A responsabilidade pelo fracasso do Projeto Jaíba deve ser imputada a quem durante todos esses anos esteve no poder: o próprio Estado através da Ruralminas e Codevasf2. Quem transformou o Norte de Minas em deserto não foram os pequenos camponeses, foram os grandes projetos da Sudene. Tudo que está sendo urdido agora, como modernidade, já foi feito pelos militares e, fracassou rotundamente.
No Projeto Jaíba o controle dos recursos sempre foi absoluto por uma máfia que controlava tudo e todos. Os equipamentos de irrigação foram comprados de empresas japonesas, sua manutenção é cara. Os Bancos do Nordeste e do Brasil fomentaram a monocultura da banana, que arruinou os pequenos camponeses. A assistência técnica estava a cargo de uma empresa, a Plena (Plena Consultoria de Engenharia Agrícola Ltda.) , controlada pelo Administrador do Distrito, indicado pela Codevasf.

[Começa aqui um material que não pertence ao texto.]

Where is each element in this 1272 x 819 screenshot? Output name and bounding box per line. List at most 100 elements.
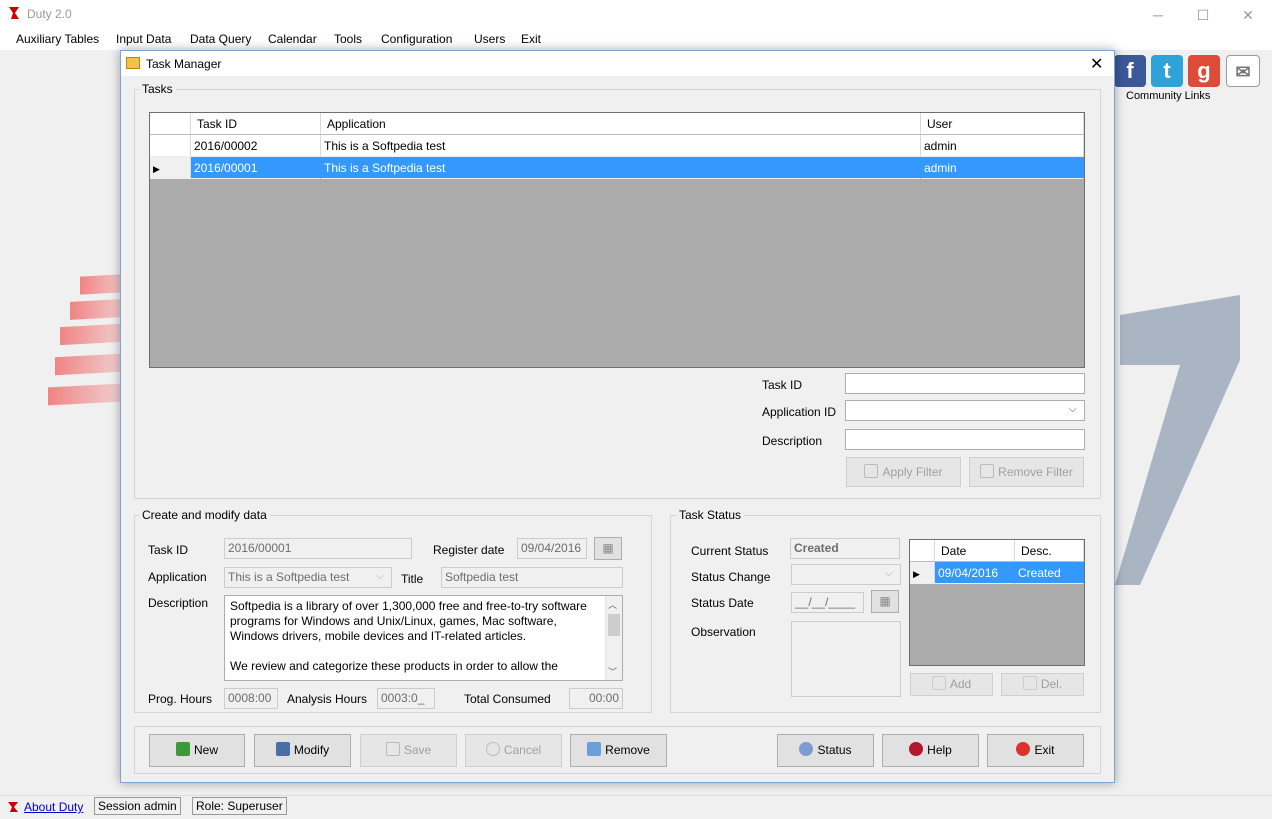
prog-hours-field[interactable]: 0008:00 [224, 688, 278, 709]
table-cell-task-id[interactable]: 2016/00001 [191, 157, 321, 179]
twitter-icon[interactable]: t [1151, 55, 1183, 87]
close-window-button[interactable]: ✕ [1225, 0, 1271, 30]
menu-data-query[interactable]: Data Query [190, 32, 251, 46]
status-bar [0, 795, 1272, 819]
facebook-icon[interactable]: f [1114, 55, 1146, 87]
table-cell-date[interactable]: 09/04/2016 [935, 562, 1015, 584]
column-header-user[interactable]: User [921, 113, 1084, 135]
exit-button-label: Exit [1034, 743, 1055, 757]
column-header-desc[interactable]: Desc. [1015, 540, 1084, 562]
add-icon [175, 742, 190, 756]
table-cell-application[interactable]: This is a Softpedia test [321, 135, 921, 157]
close-icon: ✕ [1242, 7, 1254, 23]
trash-icon [1022, 676, 1037, 690]
status-button[interactable]: Status [777, 734, 874, 767]
current-row-arrow-icon: ▶ [153, 164, 160, 174]
menu-configuration[interactable]: Configuration [381, 32, 452, 46]
help-button-label: Help [927, 743, 952, 757]
status-date-calendar-button[interactable]: ▦ [871, 590, 899, 613]
new-button[interactable]: New [149, 734, 245, 767]
menu-calendar[interactable]: Calendar [268, 32, 317, 46]
scroll-up-icon[interactable]: ︿ [608, 598, 617, 611]
task-id-field[interactable]: 2016/00001 [224, 538, 412, 559]
prog-hours-label: Prog. Hours [148, 692, 213, 706]
observation-textarea[interactable] [791, 621, 901, 697]
register-date-calendar-button[interactable]: ▦ [594, 537, 622, 560]
scroll-down-icon[interactable]: ﹀ [608, 665, 617, 678]
create-modify-group-label: Create and modify data [139, 508, 270, 522]
analysis-hours-field[interactable]: 0003:0_ [377, 688, 435, 709]
filter-description-label: Description [762, 434, 823, 448]
menu-tools[interactable]: Tools [334, 32, 362, 46]
filter-application-id-select[interactable] [845, 400, 1085, 421]
chevron-down-icon: ⌵ [885, 568, 893, 579]
scrollbar-thumb[interactable] [608, 614, 620, 636]
add-icon [931, 676, 946, 690]
dialog-close-button[interactable]: ✕ [1090, 54, 1103, 74]
cancel-icon [485, 742, 500, 756]
application-select[interactable]: This is a Softpedia test [224, 567, 392, 588]
menu-auxiliary-tables[interactable]: Auxiliary Tables [16, 32, 99, 46]
chevron-down-icon: ⌵ [376, 571, 384, 582]
trash-icon [587, 742, 602, 756]
apply-filter-button[interactable]: Apply Filter [846, 457, 961, 487]
total-consumed-label: Total Consumed [464, 692, 551, 706]
apply-filter-label: Apply Filter [882, 465, 943, 479]
tasks-grid[interactable]: Task ID Application User 2016/00002 This… [149, 112, 1085, 368]
duty-logo-shape [1115, 295, 1240, 585]
current-status-label: Current Status [691, 544, 769, 558]
add-status-label: Add [949, 677, 972, 691]
status-change-label: Status Change [691, 570, 771, 584]
trash-icon [980, 464, 995, 478]
description-textarea[interactable]: Softpedia is a library of over 1,300,000… [224, 595, 623, 681]
status-history-grid[interactable]: Date Desc. ▶ 09/04/2016 Created [909, 539, 1085, 666]
cancel-button[interactable]: Cancel [465, 734, 562, 767]
minimize-button[interactable]: ─ [1135, 0, 1181, 30]
table-cell-user[interactable]: admin [921, 135, 1084, 157]
column-header-date[interactable]: Date [935, 540, 1015, 562]
table-cell-desc[interactable]: Created [1015, 562, 1084, 584]
delete-status-label: Del. [1040, 677, 1063, 691]
application-label: Application [148, 570, 207, 584]
register-date-label: Register date [433, 543, 505, 557]
status-button-label: Status [817, 743, 852, 757]
table-cell-task-id[interactable]: 2016/00002 [191, 135, 321, 157]
column-header-application[interactable]: Application [321, 113, 921, 135]
menu-exit[interactable]: Exit [521, 32, 541, 46]
menu-input-data[interactable]: Input Data [116, 32, 171, 46]
status-date-field[interactable]: __/__/____ [791, 592, 864, 613]
calendar-icon: ▦ [602, 541, 614, 555]
help-button[interactable]: Help [882, 734, 979, 767]
mail-icon[interactable]: ✉ [1226, 55, 1260, 87]
new-button-label: New [193, 743, 218, 757]
filter-task-id-input[interactable] [845, 373, 1085, 394]
add-status-button[interactable]: Add [910, 673, 993, 696]
google-icon[interactable]: g [1188, 55, 1220, 87]
app-logo-icon [7, 6, 21, 20]
row-selector-current[interactable]: ▶ [150, 157, 191, 179]
remove-filter-button[interactable]: Remove Filter [969, 457, 1084, 487]
register-date-field[interactable]: 09/04/2016 [517, 538, 587, 559]
row-selector-current[interactable]: ▶ [910, 562, 935, 584]
description-scrollbar[interactable]: ︿ ﹀ [605, 596, 622, 680]
row-selector[interactable] [150, 135, 191, 157]
maximize-button[interactable]: ☐ [1180, 0, 1226, 30]
column-header-task-id[interactable]: Task ID [191, 113, 321, 135]
filter-description-input[interactable] [845, 429, 1085, 450]
analysis-hours-label: Analysis Hours [287, 692, 368, 706]
dialog-title: Task Manager [146, 57, 222, 71]
title-field[interactable]: Softpedia test [441, 567, 623, 588]
grid-row-header-corner [910, 540, 935, 562]
table-cell-application[interactable]: This is a Softpedia test [321, 157, 921, 179]
filter-task-id-label: Task ID [762, 378, 803, 392]
current-row-arrow-icon: ▶ [913, 569, 920, 579]
modify-button[interactable]: Modify [254, 734, 351, 767]
tasks-group-label: Tasks [139, 82, 176, 96]
table-cell-user[interactable]: admin [921, 157, 1084, 179]
menu-users[interactable]: Users [474, 32, 505, 46]
save-button[interactable]: Save [360, 734, 457, 767]
remove-button[interactable]: Remove [570, 734, 667, 767]
exit-button[interactable]: Exit [987, 734, 1084, 767]
about-duty-link[interactable]: About Duty [24, 800, 83, 814]
delete-status-button[interactable]: Del. [1001, 673, 1084, 696]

Além de utilizar os camponeses para receber recursos dos bancos estrangeiros (até certo tempo atrás, os administradores recebiam recursos por famílias assentadas), os mafiosos ainda descontavam porcentagem do financiamento que estes tinham direito, tudo em conluio com os bancos, que boicotavam todos os projetos independentes.
Quem indicava os fornecedores de muda, muitas vezes estragadas e doentes, eram os gerentes do distrito que recebiam altos salários, bem como indicavam os fornecedores de venenos e adubos. Quanto ao escoamento da produção, os camponeses, sem transporte, sempre ficaram a mercê dos atravessadores – sendo o principal o próprio distrito, comprando barato dos camponeses, após classificar a produção como "de segunda", e vendendo caro no Ceasa (Centrais de Abastecimento).
Achacados por todos os lados, os irrigantes do Projeto tinham despesa mensal entre R$ 400,00 e R$ 500,00 só com pagamento de água e luz. Sem contar as distâncias que eram obrigados a percorrer para ir ao médico, à escola, vender ou fazer compras. Filhos de irrigantes que trabalhavam de dia e estudavam de noite, muitas vezes saíam de casa por volta de 4 horas da tarde e retornavam à 1 hora da madrugada do dia seguinte, após o único ônibus passar em várias linhas.
Tudo isso sem contar a destruição ambiental para construir e implantar o Projeto.
Essa é a verdadeira violência no campo: os ricos, via Estado, tomando as terras dos pobres.
Se todo o dinheiro gasto no Projeto Jaíba fosse utilizado para melhorar as condições de vida na região, potencializar a cultura de sequeiro, certamente o povo veria a cor do dinheiro e viveria melhor, como aconteceu no último ano, quando, fazendo carvão na sobra do banquete dos latifundiários e governo, os camponeses movimentaram uma economia em torno de R$ 2,4 milhões.
Mas, o que tem prevalecido é a famosa e secular "Indústria da Seca", cujo cemitério de empresas e desemprego em Montes Claros, após a farra da isenção de impostos, é um exemplo gritante. Bem como as "Empresas Rurais", abandonadas no norte de Minas.
O dinheiro e os investimentos que ostenta o governador hoje, mais uma vez serão o deserto de amanhã!
Que os deputados, se tiverem decência e algum poder, não o permitam. Que o governo federal, se quiser fazer reforma agrária em Minas, enfrente o problema. Que o Ministério Público e a Vara Agrária apurem todas essas irregularidades.
A responsabilidade é de todos.
1 APA: Área de Proteção Ambiental.
2 Codevasf: Companhia de Desenvolvimento dos Vales do São Francisco e do Parnaíba – autarquia criada em 1974, vinculada ao extinto Ministério do Interior, e atualmente gerenciada pelo Ministério da Integração Nacional. Atua nos estados de Alagoas, Bahia, Minas Gerais, Pernambuco, Sergipe, Maranhão, Piauí e parte do Distrito Federal.